Ojo que lo de claude esta relacionado con esto
https://www.svd.se/a/Ok8021/iran-konflikten-en-varningsklocka-for-ai-branschen
The incident that makes AI giants tremble
The Gulf states' billions have become a financial safety net for AI giants like Open AI, Anthropic, and Nvidia. Now the conflict in Iran is shaking the stability on which these investments rest. If the money freezes, the effects could be brutal.
On Sunday, an unusual update was posted by AWS, Amazon's cloud services. Typically, the "operational status" category is short, dry updates about when a company's services are temporarily not working properly.
This time it was something completely different.
An AWS data center in the United Arab Emirates was “hit by objects that struck the data center, creating sparks and fire.” The object in question was a drone from Iran .
An individual fire can be solved. But as a signal about the situation in the region – and its enormous investments in AI – many will be worried.
Now, one of the most stable financiers of the AI boom is suddenly trembling.
In the spring of 2025, Donald Trump and Saudi Crown Prince Mohammed bin Salman stood at the front of a large group photo . It was an investors' meeting in Riyadh where the United States and Saudi Arabia met to do business.
In the row behind Trump stood one of the main characters: Jensen Huang, CEO of Nvidia. He was responsible for one of the really big deals. In an initial shipment, 18,000 Nvidia chips were shipped to Saudi Arabia to start a new, huge data center. Hundreds of thousands of chips will be added over the next five years in a deal that is estimated to be worth over SEK 180 billion.
However, the region's ambitions in the AI area extend significantly further – and broader – than that.

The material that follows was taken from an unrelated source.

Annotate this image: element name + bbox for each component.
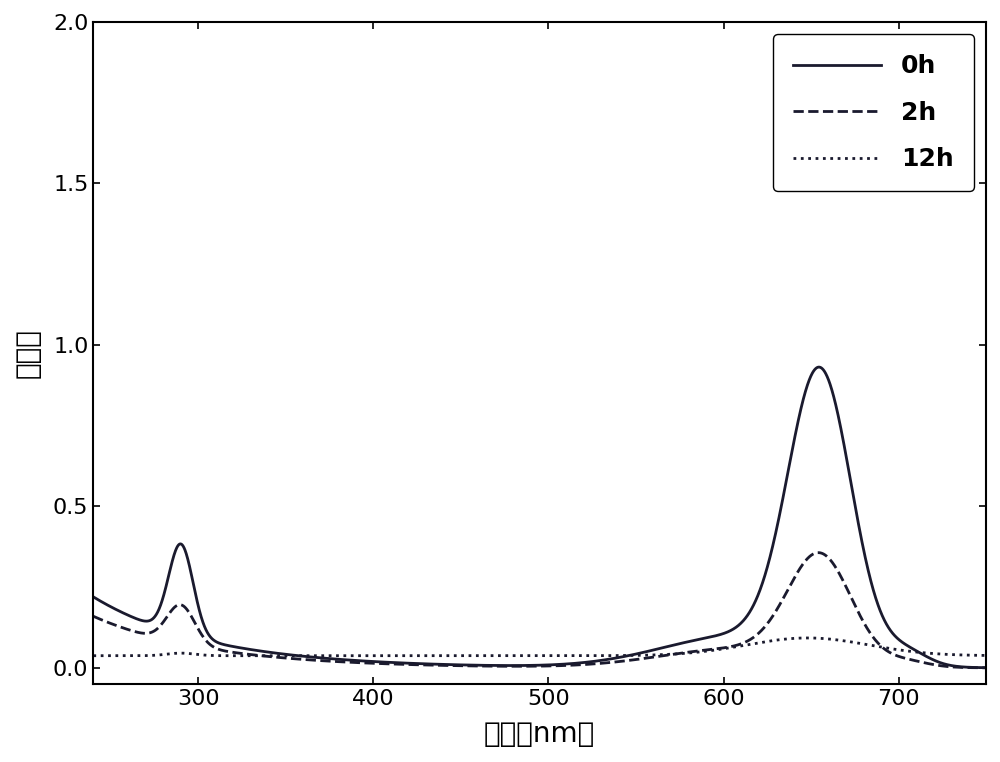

Abu Dhabi fund MGX is a partner in Open AI, X AI and Anthropic. Together with Blackrock, they bought the American data center company, Aligned Data Centers, for around SEK 365 billion. MGX also has connections to European AI investments, where they are part of a consortium that will invest at least SEK 280 billion in building data centers in France.
Corresponding funds in Qatar and Saudi Arabia have also invested hundreds of billions of kronor in total in investments in both data centers and individual companies. Elon Musk's X AI announced that they received money from Saudi Arabia as recently as a couple of weeks ago. The list of all the commitments in the AI area could be made long.
Through investments, acquisitions and partnerships, the Gulf states have become the financial safety net for the global AI industry. The question many are probably asking now is how secure this safety net will be in the coming time. Can we trust that the promised money will show up? What does the willingness to invest look like going forward?
A large part of the amounts mentioned above have not yet been paid, but are declarations of intent and plans that extend over many years. This means that the risks are postponed to the future – which creates uncertainty.
Neither capital nor ambitions need to change to create chaos. A momentary doubt is enough to become a problem. Something as simple as project delays directly hits companies that may have become dependent on them.
Even worse, it could take a long time before things normalize. A prolonged conflict in the region could also naturally shift the focus from long-term AI investments to more pressing matters at a closer distance.
The dependence on Gulf money appears to be a major weakness for the tech industry. The many data centers to be built require billions and billions to get in place. If the financing of these is delayed – or in the worst case, canceled – a cascade of consequences could quickly occur.
Supply chains are breaking down, permits need to be re-applied for, liability issues need to be sorted out. There are many companies whose valuation – and promises to the market – depend on these projects. If funding falls through, many companies could end up in acute financial crisis. Protracted projects delay both the construction of data centers and the AI companies that want to buy their capacity. It could get very expensive, very quickly.
It started with a data center that may have been hit by a bomb. But it quickly became a wake-up call for the entire industry.